FIG. 1 shows the change in fluorescence intensity with temperature for Eu (TTA) ₃ / PPMA. Excitation wavelength is 365 nm and emission wavelength is 6
It was 21 nm.

FIGS. 2A and 2C are the cells described in the examples observed by absorbance spectroscopy. FIGS. 2B and 2D show the fluorescence difference spectra obtained from the cells of FIGS. 2A and 2C, respectively, after addition of FCCP. Cells were excited at 355 nm and emission was monitored at 614 nm.

Claims (10)

[Claims] (A) placing a cell on a metabolic probe containing a solid substrate containing a temperature sensitive phosphor encapsulated in a polymer (when the phosphor is excited with appropriate ultraviolet, visible or infrared light, it is detected (B) emits a possible fluorescent signal, and when live cells are placed on metabolic probes, the fluorescent signal is affected by the metabolic rate of the cell); (b) exciting the fluorophore with the appropriate ultraviolet, visible or infrared light And (c) detecting a fluorescent signal (the intensity of the detected fluorescent signal is an indicator of the cell temperature). 2. The method according to claim 1, wherein the polymer is a non-aromatic synthetic polymer. 3. The method of claim 1 wherein the phosphor is capable of emitting a stable fluorescent signal while encapsulated in a polymer adjacent to the aqueous solution for at least one hour after excitation by ultraviolet light at 37 ° C., pH 7.5. the method of. 4. The method according to claim 2, wherein the polymer is poly (methyl methacrylate). 5. The method according to claim 4, wherein the phosphor is Eu (TTA) ₃ . 6. A method for detecting the metabolic activity of a cell, comprising detecting the temperature of the cell by the method according to claim 1, and correlating the temperature with the metabolic activity. 7. The method according to claim 6, wherein the cells are tumor cells. 8. A method for detecting the presence of abnormal metabolism of a cell surrounded by healthy tissue, comprising detecting the temperature of a cell according to the method of claim 1, wherein the temperature of the cell relative to a control cell is reduced.
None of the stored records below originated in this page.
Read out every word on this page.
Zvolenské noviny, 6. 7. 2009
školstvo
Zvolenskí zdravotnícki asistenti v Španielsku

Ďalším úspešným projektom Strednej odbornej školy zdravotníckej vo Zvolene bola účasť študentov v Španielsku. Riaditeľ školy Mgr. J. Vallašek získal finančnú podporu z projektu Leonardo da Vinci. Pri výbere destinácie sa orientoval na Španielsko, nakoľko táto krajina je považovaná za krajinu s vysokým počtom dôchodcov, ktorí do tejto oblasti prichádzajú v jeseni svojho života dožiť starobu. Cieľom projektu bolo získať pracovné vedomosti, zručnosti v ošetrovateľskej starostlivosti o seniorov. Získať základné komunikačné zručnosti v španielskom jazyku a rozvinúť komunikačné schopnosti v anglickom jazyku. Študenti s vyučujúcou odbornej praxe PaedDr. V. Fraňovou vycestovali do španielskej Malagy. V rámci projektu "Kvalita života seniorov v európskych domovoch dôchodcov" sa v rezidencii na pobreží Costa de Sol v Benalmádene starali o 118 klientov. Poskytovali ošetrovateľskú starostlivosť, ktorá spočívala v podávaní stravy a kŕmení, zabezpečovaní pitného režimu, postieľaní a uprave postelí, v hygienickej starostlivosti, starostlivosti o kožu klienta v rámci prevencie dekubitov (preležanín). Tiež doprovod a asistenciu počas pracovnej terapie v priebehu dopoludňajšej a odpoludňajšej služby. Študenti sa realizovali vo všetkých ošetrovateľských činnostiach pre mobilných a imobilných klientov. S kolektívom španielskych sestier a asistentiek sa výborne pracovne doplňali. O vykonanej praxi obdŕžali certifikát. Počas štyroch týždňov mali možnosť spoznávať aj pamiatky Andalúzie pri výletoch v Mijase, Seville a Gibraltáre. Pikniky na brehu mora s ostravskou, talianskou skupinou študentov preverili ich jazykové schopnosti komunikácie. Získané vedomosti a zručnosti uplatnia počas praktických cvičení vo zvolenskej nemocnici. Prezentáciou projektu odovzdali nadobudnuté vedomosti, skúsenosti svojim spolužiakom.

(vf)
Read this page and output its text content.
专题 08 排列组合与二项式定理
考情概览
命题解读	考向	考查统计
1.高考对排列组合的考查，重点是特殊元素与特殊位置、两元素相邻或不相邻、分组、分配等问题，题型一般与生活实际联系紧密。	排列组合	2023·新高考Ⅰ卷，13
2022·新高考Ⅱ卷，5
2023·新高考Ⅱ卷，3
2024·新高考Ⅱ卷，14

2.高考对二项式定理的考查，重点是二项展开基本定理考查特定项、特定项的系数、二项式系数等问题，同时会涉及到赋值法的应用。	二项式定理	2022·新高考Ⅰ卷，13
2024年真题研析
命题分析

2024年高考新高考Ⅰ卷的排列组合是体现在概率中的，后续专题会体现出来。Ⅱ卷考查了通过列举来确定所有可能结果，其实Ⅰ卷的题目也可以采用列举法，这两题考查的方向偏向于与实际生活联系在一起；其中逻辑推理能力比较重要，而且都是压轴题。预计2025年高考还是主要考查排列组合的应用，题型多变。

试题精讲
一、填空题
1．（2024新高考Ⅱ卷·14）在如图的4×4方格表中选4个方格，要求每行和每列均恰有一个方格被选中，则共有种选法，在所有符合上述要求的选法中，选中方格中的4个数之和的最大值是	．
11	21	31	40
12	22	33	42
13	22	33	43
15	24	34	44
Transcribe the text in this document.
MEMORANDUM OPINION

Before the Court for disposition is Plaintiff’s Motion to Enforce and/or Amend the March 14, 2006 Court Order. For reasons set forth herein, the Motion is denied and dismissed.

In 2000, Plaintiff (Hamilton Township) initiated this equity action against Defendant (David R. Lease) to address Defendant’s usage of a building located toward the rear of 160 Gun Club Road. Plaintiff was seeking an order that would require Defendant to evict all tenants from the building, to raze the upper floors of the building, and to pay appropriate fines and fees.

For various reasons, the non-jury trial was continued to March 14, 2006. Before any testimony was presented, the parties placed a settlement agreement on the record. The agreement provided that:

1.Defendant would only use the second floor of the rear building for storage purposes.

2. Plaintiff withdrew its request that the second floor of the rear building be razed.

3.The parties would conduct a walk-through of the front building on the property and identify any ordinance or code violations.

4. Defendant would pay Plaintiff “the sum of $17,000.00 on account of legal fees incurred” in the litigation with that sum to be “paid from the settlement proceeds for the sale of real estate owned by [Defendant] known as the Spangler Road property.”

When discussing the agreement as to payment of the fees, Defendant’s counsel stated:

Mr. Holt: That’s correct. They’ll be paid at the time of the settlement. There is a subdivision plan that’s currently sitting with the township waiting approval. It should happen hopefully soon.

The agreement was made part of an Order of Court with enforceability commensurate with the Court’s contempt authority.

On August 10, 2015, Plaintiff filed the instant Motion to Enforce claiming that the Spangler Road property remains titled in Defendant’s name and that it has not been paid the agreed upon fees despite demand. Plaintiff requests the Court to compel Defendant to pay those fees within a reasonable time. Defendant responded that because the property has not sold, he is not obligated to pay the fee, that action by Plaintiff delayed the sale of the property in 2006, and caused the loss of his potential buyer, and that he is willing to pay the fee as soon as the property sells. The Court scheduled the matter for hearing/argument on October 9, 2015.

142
A detection method, wherein the difference indicates that the cell is undergoing abnormal metabolism. 9. The method of claim 8, wherein the live tissue is obtained from a tumor biopsy. 10. The method of claim 8, wherein the abnormal metabolism of the cell is an indicator of ultraviolet damage, cachexia, or apoptosis.